C’était sans compter sur l’énergie et le pari fou de trois amis vignerons, et non des moindres, Yves Cuilleron, François Villard et Pierre Gaillard, qui décident en 1996 de faire renaître ce terroir endormi, conscients de son potentiel exceptionnel.
Pierre Gaillard avait gardé en mémoire la lecture en 1977 du livre « Théâtre de l’agriculture et mesnage des champs » d’Olivier de Serres qui comparait les vins de Seyssuel à ceux de Côte-Rôtie. Lorsque Yves Cuilleron et François Villard lui parlent de planter à cet endroit, la décision est prise en deux minutes de commencer l’aventure sans attendre.
Ainsi naissent « Les Vins de Vienne » et ses cuvées devenues mythiques aux noms évocateurs de « Sotanum », « Heluicum » et « Taburnum ». Ils plantent naturellement les cépages originaires de la région, Syrah pour les rouges et Viognier pour les blancs. Le premier millésime proposé à la vente, 1998, est un énorme succès critique et public qui confirme l’excellence du cru.

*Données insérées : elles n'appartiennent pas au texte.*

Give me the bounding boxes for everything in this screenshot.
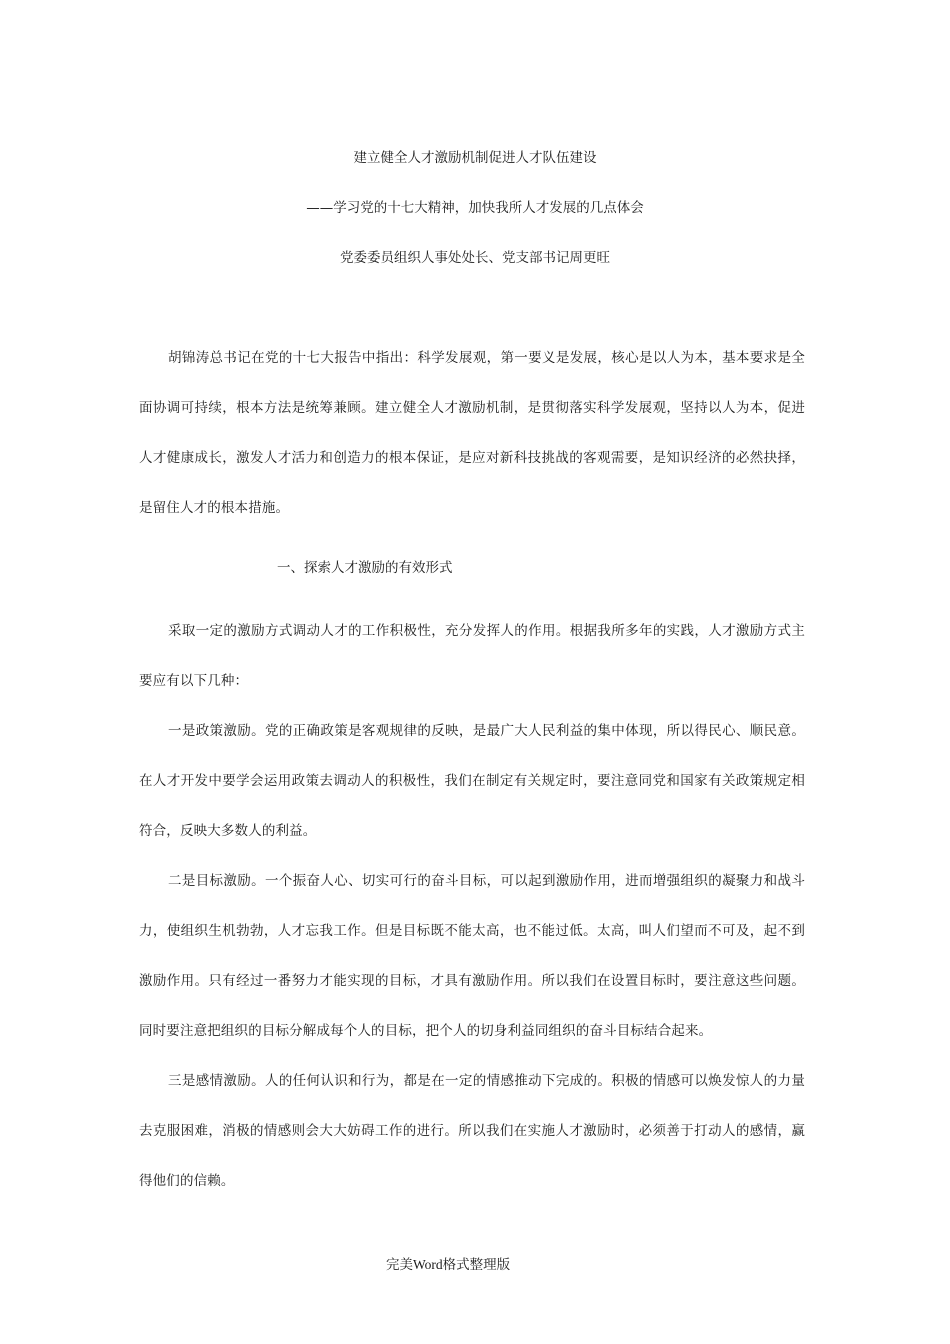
section-paragraph-policy: 一是政策激励。党的正确政策是客观规律的反映，是最广大人民利益的集中体现，所以得民心、顺民意。在人才开发中要学会运用政策去调动人的积极性，我们在制定有关规定时，要注意同党和国家有关政策规定相符合，反映大多数人的利益。 <box>139 723 805 839</box>
document-subtitle: ——学习党的十七大精神，加快我所人才发展的几点体会 <box>306 200 644 216</box>
intro-paragraph: 胡锦涛总书记在党的十七大报告中指出：科学发展观，第一要义是发展，核心是以人为本，基本要求是全面协调可持续，根本方法是统筹兼顾。建立健全人才激励机制，是贯彻落实科学发展观，坚持以人为本，促进人才健康成长，激发人才活力和创造力的根本保证，是应对新科技挑战的客观需要，是知识经济的必然抉择，是留住人才的根本措施。 <box>139 350 805 516</box>
document-title: 建立健全人才激励机制促进人才队伍建设 <box>353 150 597 166</box>
section-paragraph-goal: 二是目标激励。一个振奋人心、切实可行的奋斗目标，可以起到激励作用，进而增强组织的凝聚力和战斗力，使组织生机勃勃，人才忘我工作。但是目标既不能太高，也不能过低。太高，叫人们望而不可及，起不到激励作用。只有经过一番努力才能实现的目标，才具有激励作用。所以我们在设置目标时，要注意这些问题。同时要注意把组织的目标分解成每个人的目标，把个人的切身利益同组织的奋斗目标结合起来。 <box>139 873 805 1039</box>
section-paragraph-emotion: 三是感情激励。人的任何认识和行为，都是在一定的情感推动下完成的。积极的情感可以焕发惊人的力量去克服困难，消极的情感则会大大妨碍工作的进行。所以我们在实施人才激励时，必须善于打动人的感情，赢得他们的信赖。 <box>139 1073 805 1189</box>
section-paragraph-1: 采取一定的激励方式调动人才的工作积极性，充分发挥人的作用。根据我所多年的实践，人才激励方式主要应有以下几种： <box>139 623 805 689</box>
document-author: 党委委员组织人事处处长、党支部书记周更旺 <box>340 250 610 266</box>
section-heading: 一、探索人才激励的有效形式 <box>277 560 453 576</box>
page-footer: 完美Word格式整理版 <box>386 1257 511 1272</box>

Il faut dire que ce terroir, le plus septentrional des appellations du Rhône, jouit d’une exposition idéale au couchant, d’un sol de schistes clairs unique et d’une ventilation naturelle qui impriment au vin un caractère bien trempé doublé d’une fraîcheur incomparable pour la région.
Tout est réuni pour favoriser l’élaboration de grands vins et voir naître rapidement une AOC, en Côtes du Rhône dans un premier temps, tant l’histoire, la qualité des vins et la délimitation précise du terroir remplissent le cahier des charges de l’INAO qui reste seul juge quant au classement. Les vins de Seyssuel ne bénéficient pour le moment que d’une modeste IGP Collines Rhodaniennes, ce qui n’empêche pas certaines cuvées de dépasser les 35€ à l’achat.
Aujourd’hui, seuls 40 hectares de vigne sont plantés mais l’appellation pourrait concerner 150 hectares à terme.
Nos trois amis vignerons ont fait naître des vocations puisqu’aujourd’hui, 14 domaines regroupés au sein de l’énergique association « Vitis Vienna » proposent des cuvées issues de ces terrasses vertigineuses. Saxeolum, Ripa Sinistra, Seul en Scène, L’Âme Sœur, Esprit d’Antan, autant de clins d’œil à l’histoire de ce terroir qui signent les noms des vins de Seyssuel et racontent le renouveau d’une grande appellation hier endormie, demain à nouveau à n’en pas douter sur le devant de la scène.